Sunday, July 14, 2013

Review: Doctor Who, "The Horror of Glam Rock" and "Immortal Beloved"

"The Horror of Glam Rock," the third outing for the Eighth Doctor and Lucie Miller (following the two-part "Blood of the Daleks") and released in March 2007, is set along a motorway on Earth in 1974 - the closest the Doctor is allowed to get to Lucie's own time. The title, of course, is a play on the Fourth Doctor story "The Horror of Fang Rock," and plays up the glam era.

Trapped in a diner along the motorway along with the Doctor and Lucie is manager Arnold Korns (Bernard Cribbins - Wilfred Mott from the television series) and his latest proteges, Tommy and Trisha Tomorrow… as well as Lucie's Aunt Pat who, in 1974, has no niece. Tommy Tomorrow has inadvertently summoned hungry aliens, and the group in the diner must find a way to send the aliens away again.

The story was a slight one, with surprisingly little tension, despite one horrific death and several other characters in peril.

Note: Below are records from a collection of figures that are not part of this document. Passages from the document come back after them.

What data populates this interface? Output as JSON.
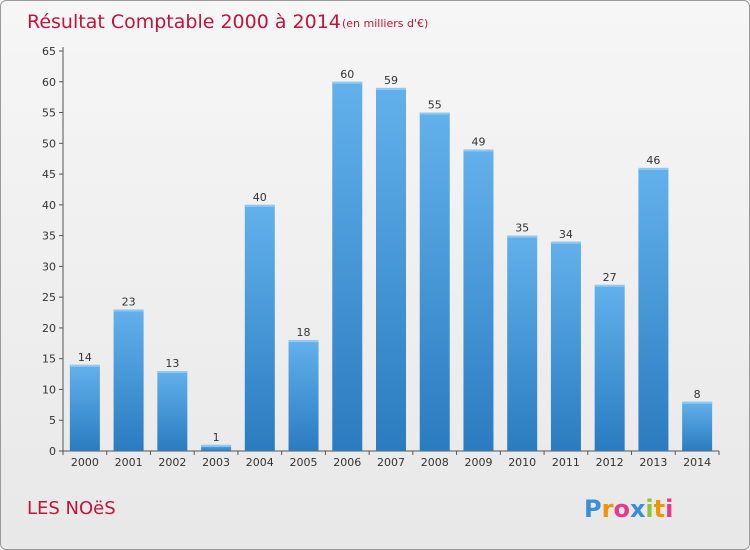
{
  "chart_data": {
    "type": "bar",
    "title": "Résultat Comptable 2000 à 2014",
    "unit_note": "(en milliers d'€)",
    "categories": [
      "2000",
      "2001",
      "2002",
      "2003",
      "2004",
      "2005",
      "2006",
      "2007",
      "2008",
      "2009",
      "2010",
      "2011",
      "2012",
      "2013",
      "2014"
    ],
    "values": [
      14,
      23,
      13,
      1,
      40,
      18,
      60,
      59,
      55,
      49,
      35,
      34,
      27,
      46,
      8
    ],
    "ylim": [
      0,
      65
    ],
    "yticks": [
      0,
      5,
      10,
      15,
      20,
      25,
      30,
      35,
      40,
      45,
      50,
      55,
      60,
      65
    ],
    "grid": false,
    "xlabel": "",
    "ylabel": ""
  },
  "commune": "LES NOëS",
  "brand": {
    "letters": [
      "P",
      "r",
      "o",
      "x",
      "i",
      "t",
      "i"
    ],
    "colors": [
      "#3a8fd8",
      "#f29400",
      "#e63a8a",
      "#3a8fd8",
      "#8cc63f",
      "#f29400",
      "#e63a8a"
    ]
  },
  "colors": {
    "bar_light": "#62b1ec",
    "bar_dark": "#2a7cc0",
    "title": "#c0143c",
    "axis": "#555555"
  }
}
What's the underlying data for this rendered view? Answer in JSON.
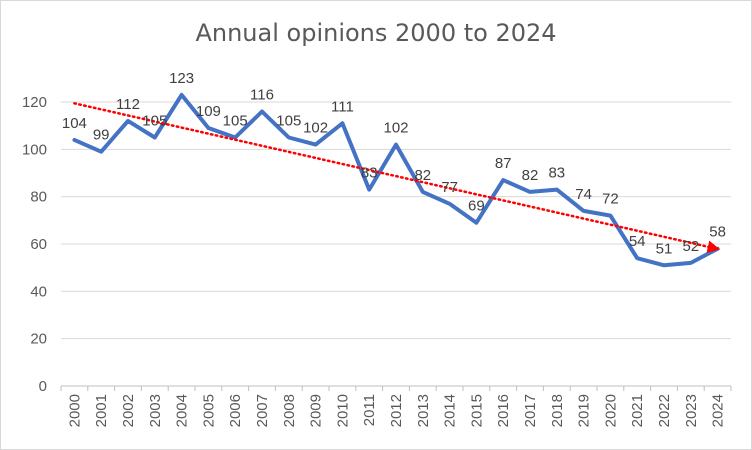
{
  "chart_data": {
    "type": "line",
    "title": "Annual opinions 2000 to 2024",
    "xlabel": "",
    "ylabel": "",
    "categories": [
      "2000",
      "2001",
      "2002",
      "2003",
      "2004",
      "2005",
      "2006",
      "2007",
      "2008",
      "2009",
      "2010",
      "2011",
      "2012",
      "2013",
      "2014",
      "2015",
      "2016",
      "2017",
      "2018",
      "2019",
      "2020",
      "2021",
      "2022",
      "2023",
      "2024"
    ],
    "series": [
      {
        "values": [
          104,
          99,
          112,
          105,
          123,
          109,
          105,
          116,
          105,
          102,
          111,
          83,
          102,
          82,
          77,
          69,
          87,
          82,
          83,
          74,
          72,
          54,
          51,
          52,
          58
        ],
        "color": "#4472c4",
        "data_labels": true
      }
    ],
    "trendline": {
      "type": "linear",
      "color": "#ff0000",
      "style": "dotted",
      "arrow_end": true
    },
    "ylim": [
      0,
      120
    ],
    "yticks": [
      0,
      20,
      40,
      60,
      80,
      100,
      120
    ],
    "grid": true,
    "legend": "none"
  }
}
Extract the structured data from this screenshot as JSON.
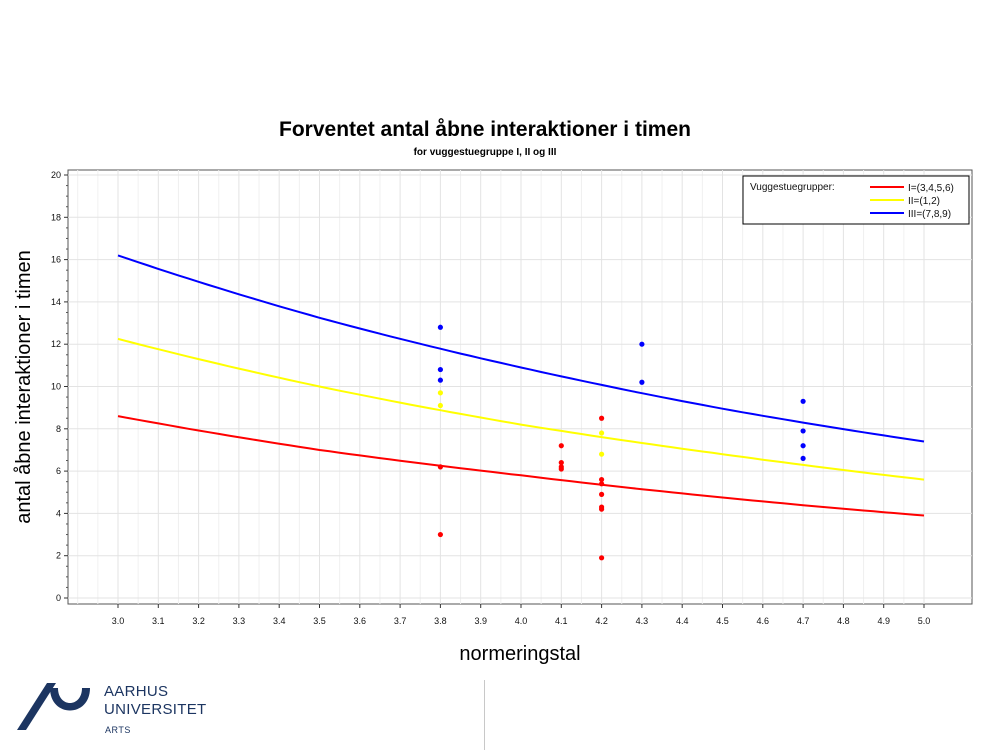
{
  "chart_data": {
    "type": "line",
    "title": "Forventet antal åbne interaktioner i timen",
    "subtitle": "for vuggestuegruppe I, II og III",
    "xlabel": "normeringstal",
    "ylabel": "antal åbne interaktioner i timen",
    "xlim": [
      2.0,
      5.0
    ],
    "ylim": [
      0,
      20
    ],
    "x_ticks": [
      "3.0",
      "3.1",
      "3.2",
      "3.3",
      "3.4",
      "3.5",
      "3.6",
      "3.7",
      "3.8",
      "3.9",
      "4.0",
      "4.1",
      "4.2",
      "4.3",
      "4.4",
      "4.5",
      "4.6",
      "4.7",
      "4.8",
      "4.9",
      "5.0"
    ],
    "y_ticks": [
      "0",
      "2",
      "4",
      "6",
      "8",
      "10",
      "12",
      "14",
      "16",
      "18",
      "20"
    ],
    "grid": true,
    "legend": {
      "title": "Vuggestuegrupper:",
      "placement": "top-right"
    },
    "series": [
      {
        "name": "I=(3,4,5,6)",
        "color": "#ff0000",
        "line": {
          "x": [
            3.0,
            3.5,
            4.0,
            4.5,
            5.0
          ],
          "y": [
            8.6,
            7.0,
            5.8,
            4.75,
            3.9
          ]
        },
        "points": {
          "x": [
            3.8,
            3.8,
            4.1,
            4.1,
            4.1,
            4.1,
            4.2,
            4.2,
            4.2,
            4.2,
            4.2,
            4.2,
            4.2
          ],
          "y": [
            6.2,
            3.0,
            7.2,
            6.4,
            6.2,
            6.1,
            8.5,
            5.6,
            5.4,
            4.9,
            4.3,
            4.2,
            1.9
          ]
        }
      },
      {
        "name": "II=(1,2)",
        "color": "#ffff00",
        "line": {
          "x": [
            3.0,
            3.5,
            4.0,
            4.5,
            5.0
          ],
          "y": [
            12.25,
            10.0,
            8.2,
            6.8,
            5.6
          ]
        },
        "points": {
          "x": [
            3.8,
            3.8,
            4.2,
            4.2
          ],
          "y": [
            9.7,
            9.1,
            7.8,
            6.8
          ]
        }
      },
      {
        "name": "III=(7,8,9)",
        "color": "#0000ff",
        "line": {
          "x": [
            3.0,
            3.5,
            4.0,
            4.5,
            5.0
          ],
          "y": [
            16.2,
            13.25,
            10.9,
            8.95,
            7.4
          ]
        },
        "points": {
          "x": [
            3.8,
            3.8,
            3.8,
            4.3,
            4.3,
            4.7,
            4.7,
            4.7,
            4.7
          ],
          "y": [
            12.8,
            10.8,
            10.3,
            12.0,
            10.2,
            9.3,
            7.9,
            7.2,
            6.6
          ]
        }
      }
    ]
  },
  "footer": {
    "logo_line1": "AARHUS",
    "logo_line2": "UNIVERSITET",
    "logo_sub": "ARTS",
    "logo_color": "#1c3561"
  }
}
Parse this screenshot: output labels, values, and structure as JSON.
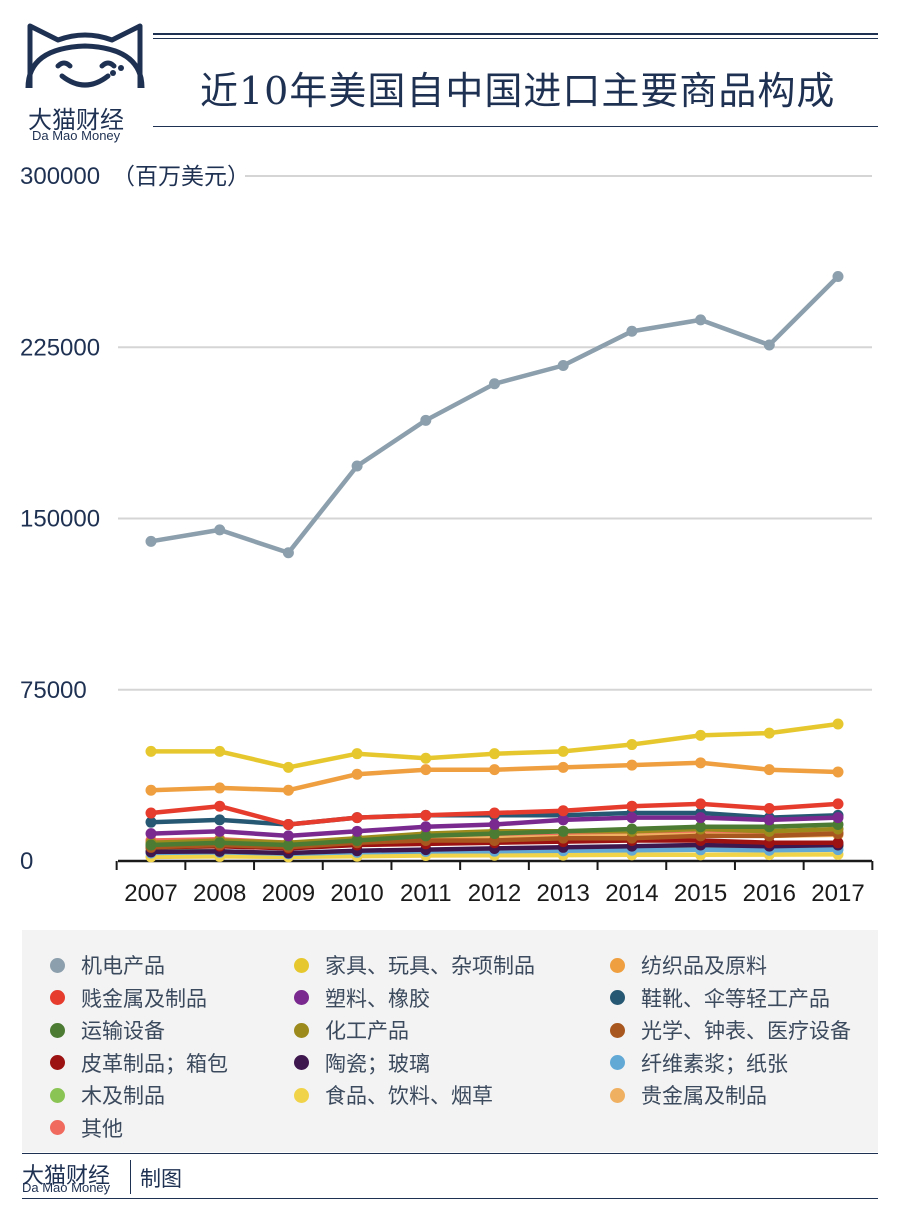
{
  "brand": {
    "name_cn": "大猫财经",
    "name_en": "Da Mao Money"
  },
  "footer": {
    "credit": "制图"
  },
  "colors": {
    "navy": "#1f3152",
    "grid": "#d5d5d5",
    "legend_bg": "#f3f3f3"
  },
  "chart_data": {
    "type": "line",
    "title": "近10年美国自中国进口主要商品构成",
    "ylabel": "（百万美元）",
    "ylim": [
      0,
      300000
    ],
    "yticks": [
      0,
      75000,
      150000,
      225000,
      300000
    ],
    "ytick_labels": [
      "0",
      "75000",
      "150000",
      "225000",
      "300000"
    ],
    "x": [
      "2007",
      "2008",
      "2009",
      "2010",
      "2011",
      "2012",
      "2013",
      "2014",
      "2015",
      "2016",
      "2017"
    ],
    "grid": true,
    "legend_position": "bottom",
    "series": [
      {
        "name": "机电产品",
        "color": "#8c9fac",
        "values": [
          140000,
          145000,
          135000,
          173000,
          193000,
          209000,
          217000,
          232000,
          237000,
          226000,
          256000
        ]
      },
      {
        "name": "家具、玩具、杂项制品",
        "color": "#e6c82e",
        "values": [
          48000,
          48000,
          41000,
          47000,
          45000,
          47000,
          48000,
          51000,
          55000,
          56000,
          60000
        ]
      },
      {
        "name": "纺织品及原料",
        "color": "#ef9f3f",
        "values": [
          31000,
          32000,
          31000,
          38000,
          40000,
          40000,
          41000,
          42000,
          43000,
          40000,
          39000
        ]
      },
      {
        "name": "贱金属及制品",
        "color": "#e53c2e",
        "values": [
          21000,
          24000,
          16000,
          19000,
          20000,
          21000,
          22000,
          24000,
          25000,
          23000,
          25000
        ]
      },
      {
        "name": "塑料、橡胶",
        "color": "#7a2a8e",
        "values": [
          12000,
          13000,
          11000,
          13000,
          15000,
          16000,
          18000,
          19000,
          19000,
          18000,
          19000
        ]
      },
      {
        "name": "鞋靴、伞等轻工产品",
        "color": "#275873",
        "values": [
          17000,
          18000,
          16000,
          19000,
          20000,
          20000,
          20000,
          21000,
          21000,
          19000,
          20000
        ]
      },
      {
        "name": "运输设备",
        "color": "#4c7c33",
        "values": [
          7000,
          8000,
          7000,
          9000,
          11000,
          12000,
          13000,
          14000,
          15000,
          15000,
          16000
        ]
      },
      {
        "name": "化工产品",
        "color": "#9c8a1d",
        "values": [
          8000,
          9000,
          8000,
          10000,
          12000,
          13000,
          13000,
          13000,
          14000,
          13000,
          14000
        ]
      },
      {
        "name": "光学、钟表、医疗设备",
        "color": "#a8581e",
        "values": [
          6000,
          7000,
          6000,
          8000,
          9000,
          9000,
          10000,
          10000,
          11000,
          11000,
          12000
        ]
      },
      {
        "name": "皮革制品；箱包",
        "color": "#9c1212",
        "values": [
          6000,
          6500,
          5500,
          7000,
          7500,
          8000,
          8500,
          9000,
          9000,
          8000,
          8000
        ]
      },
      {
        "name": "陶瓷；玻璃",
        "color": "#3f174f",
        "values": [
          4000,
          4200,
          3500,
          4500,
          5000,
          5500,
          6000,
          6500,
          7000,
          6500,
          7000
        ]
      },
      {
        "name": "纤维素浆；纸张",
        "color": "#62a9d6",
        "values": [
          3500,
          3800,
          3200,
          3800,
          4200,
          4300,
          4500,
          4700,
          4900,
          4700,
          5000
        ]
      },
      {
        "name": "木及制品",
        "color": "#8ac454",
        "values": [
          4500,
          4300,
          3200,
          4000,
          4200,
          4600,
          5200,
          5800,
          6200,
          6000,
          6500
        ]
      },
      {
        "name": "食品、饮料、烟草",
        "color": "#f1d34a",
        "values": [
          1800,
          2000,
          1800,
          2100,
          2400,
          2500,
          2600,
          2700,
          2700,
          2800,
          2900
        ]
      },
      {
        "name": "贵金属及制品",
        "color": "#f0b061",
        "values": [
          7000,
          7500,
          6500,
          8000,
          9500,
          10000,
          10500,
          11000,
          11500,
          11000,
          11500
        ]
      },
      {
        "name": "其他",
        "color": "#f06a5e",
        "values": [
          9000,
          9500,
          8000,
          9000,
          10000,
          10500,
          11000,
          11500,
          12000,
          12000,
          12500
        ]
      }
    ]
  }
}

In fact, surprisingly little is made of the glam rock era, other than some references to various musicians (the Doctor name-drops Brian Eno) and the use of period music. Mainly this is a "base under siege" story that could be set anywhere.

The next story in the series, "Immortal Beloved," from April 2007, is a meatier story. When the Doctor and Lucie land on what appears two be a Grecian hilltop, they find two lovers, Kalkin and Sarati, about to kill themselves by throwing themselves off the cliff, rather than live the lives for which they have been raised. The Doctor intervenes, allowing General Ares to arrive in a helicopter to take the pair with him. Instead, Kalkin shoots Ares, who is tended to by the Doctor.

When the group returns to a palace, the Doctor and Lucie encounter rulers Zeus (Ian McNeice, later Winston Churchill in the TV series, and the wonderful newsreader in the series Rome) and Hera (Elspet Gray, Time Lady Thalia in "Arc of Infinity" from the classic TV series), and Tayden, a young man to whom Lucie takes a fancy. Lucie is horrified when Hera operates machinery to transfer Ares' mind from his dying body to that of Tayden - a clone, raised for just such a purpose. Kalkin is a clone of Zeus (as indeed is young Ganymede, played by Paul McGann's son Jake), while Sarati is Hera's clone. The ruling class are all survivors of a spaceship crash over a thousand years ago. With the use of a succession of clones, they have maintained control over the native population since the crash.

Issues of the morality of using clones, who have distinct personalities, for this purpose, as well as the wisdom of having a ruling class seeking immortality, are prominent in this plot. The story has its share of humor, too. When the TARDIS crew finds Kalkin and Sarati on the hill and Lucie discovers that Kalkin is the prince, she says, "Oh, a prince? I am Lucie of the M-62, and this is my bumbling assistant, the Doctor." To which the Doctor replies in McGann's droll tone, "How flattering."